In his first earnings call as CEO, Mr. Wentworth told investors that “everything is on the table to deliver greater shareholder value.” He emphasized the importance of Walgreens’ retail presence from a business and public health perspective, and said he does not foresee additional primary care investments beyond the current VillageMD portfolio, where the company is currently aiming to exit about five markets and close around 60 clinics this year. Mr. Wentworth also noted that Walgreens is not interested in purchasing its own PBM.

“We welcome and will work with payer or PBM partners on any model that recognizes and reimburses pharmacies for the unmatched value we provide patients, including pharmacy services, as well as those models that can ensure more transparency and predictability in reimbursement,” he said. “We believe we can help drive a transition in the marketplace over time to more value-based models, which will frankly show through to the end user and the patient.”

In January 2022, entrepreneur Mark Cuban launched online pharmacy Cost Plus Drugs, which priced 100 medications by their manufacturing fee, a 15% markup, and a shipping and handling fee. Less than two years later and with more than 2,000 drugs now available, Cigna’s Express Scripts and CVS are following suit with more transparent pricing models. 

Express Scripts, one of the biggest PBMs in the U.S., will launch a new drug price service in 2024 that sells medications based on their acquisition, pharmacy dispensing and service costs. The service, called ClearNetwork, will be available for its pharmacy network that handled more than 1.1 billion prescriptions in the first nine months of 2023. 

On Dec. 5, CVS Pharmacy swung its bat with CVS CostVantage, a pharmacy reimbursement model that accounts for a drug’s cost, a pharmacy services fee and a set markup. The new service will also be available in 2024. And Caremark — CVS Health’s PBM — will launch TrueCost in 2025; it aims to increase transparency into administrative fees by including the net cost of prescription drugs. 

“We think there is very little left in the tank,” Mr. Wentworth said when asked about traditional drug reimbursement models by investors. He forecast material changes at Walgreens within a year or two and noted that changing employee demands for pharmacy benefits along with an evolving regulatory landscape is driving the changes in the market.

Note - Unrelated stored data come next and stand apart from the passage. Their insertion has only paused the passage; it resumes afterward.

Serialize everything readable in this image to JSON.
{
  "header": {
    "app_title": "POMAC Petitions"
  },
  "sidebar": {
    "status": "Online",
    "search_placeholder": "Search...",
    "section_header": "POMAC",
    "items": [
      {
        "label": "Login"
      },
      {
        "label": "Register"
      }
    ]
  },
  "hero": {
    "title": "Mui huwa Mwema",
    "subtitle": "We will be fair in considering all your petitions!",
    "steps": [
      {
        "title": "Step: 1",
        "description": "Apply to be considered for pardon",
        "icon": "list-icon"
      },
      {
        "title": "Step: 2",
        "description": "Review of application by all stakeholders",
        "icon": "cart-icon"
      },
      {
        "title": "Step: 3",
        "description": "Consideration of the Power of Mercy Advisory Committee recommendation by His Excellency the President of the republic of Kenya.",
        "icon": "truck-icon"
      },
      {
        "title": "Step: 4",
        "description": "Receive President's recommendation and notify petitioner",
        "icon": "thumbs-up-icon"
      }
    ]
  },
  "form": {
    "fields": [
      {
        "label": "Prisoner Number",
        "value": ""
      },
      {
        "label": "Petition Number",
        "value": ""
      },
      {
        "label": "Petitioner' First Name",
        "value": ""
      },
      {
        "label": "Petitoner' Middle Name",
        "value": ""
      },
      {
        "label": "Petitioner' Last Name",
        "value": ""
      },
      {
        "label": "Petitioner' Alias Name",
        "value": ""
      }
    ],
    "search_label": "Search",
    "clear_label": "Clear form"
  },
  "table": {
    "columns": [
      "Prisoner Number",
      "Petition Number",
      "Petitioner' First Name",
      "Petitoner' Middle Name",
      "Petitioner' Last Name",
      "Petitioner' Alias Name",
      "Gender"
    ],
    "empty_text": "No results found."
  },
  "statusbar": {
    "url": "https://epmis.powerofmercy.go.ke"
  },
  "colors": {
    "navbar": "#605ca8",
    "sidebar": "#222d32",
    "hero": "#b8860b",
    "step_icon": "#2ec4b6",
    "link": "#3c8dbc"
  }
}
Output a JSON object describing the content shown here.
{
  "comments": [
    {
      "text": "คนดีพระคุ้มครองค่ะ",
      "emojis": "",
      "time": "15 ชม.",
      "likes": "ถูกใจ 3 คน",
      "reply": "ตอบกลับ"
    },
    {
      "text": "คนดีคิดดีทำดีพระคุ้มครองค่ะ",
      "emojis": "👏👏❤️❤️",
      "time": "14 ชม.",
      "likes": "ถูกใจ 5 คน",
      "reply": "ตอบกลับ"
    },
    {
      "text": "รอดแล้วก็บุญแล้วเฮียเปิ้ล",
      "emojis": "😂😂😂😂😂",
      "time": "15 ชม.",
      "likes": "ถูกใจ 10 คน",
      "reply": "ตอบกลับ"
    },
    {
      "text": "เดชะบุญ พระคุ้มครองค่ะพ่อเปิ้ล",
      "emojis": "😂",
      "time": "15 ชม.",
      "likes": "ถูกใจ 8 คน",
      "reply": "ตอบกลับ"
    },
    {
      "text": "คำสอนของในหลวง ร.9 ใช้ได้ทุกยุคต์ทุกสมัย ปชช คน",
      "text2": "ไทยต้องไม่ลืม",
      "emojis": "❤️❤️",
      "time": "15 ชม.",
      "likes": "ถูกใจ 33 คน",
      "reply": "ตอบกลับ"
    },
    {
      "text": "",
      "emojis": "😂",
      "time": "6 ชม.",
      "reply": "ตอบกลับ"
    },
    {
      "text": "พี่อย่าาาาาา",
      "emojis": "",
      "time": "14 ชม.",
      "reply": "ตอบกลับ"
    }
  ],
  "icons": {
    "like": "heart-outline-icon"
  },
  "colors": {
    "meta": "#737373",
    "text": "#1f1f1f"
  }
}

“We will have to compete. We don’t get to just not compete because the reimbursement model changes,” he said. “We’ll compete though on things that we’re actually very good at that we can control. As we look forward to the next three or four years, we can play a leadership role in a way that helps PBMs win.”

Two other large insurance and PBM organizations, UnitedHealth Group and Elevance Health, are also joining the fray. In 2023, UnitedHealth Group’s Optum Rx rolled out a price matching tool reminiscent of Target and Best Buy. The service scans drug prices and automatically provides the lowest available pricing. Elevance Health is also set to launch a digital and home delivery pharmacy subsidiary in 2024; it will allow users to compare medication costs.

“I don’t think any change in a reimbursement model is speedy, but I think there’s very strong and clear messaging in the marketplace from us and others that would point to the fact that the way retail pharmacies will create value in the next 10 years isn’t simply going to be lowering the cost of the drugs we’re purchasing and distributing,” Mr. Wentworth said.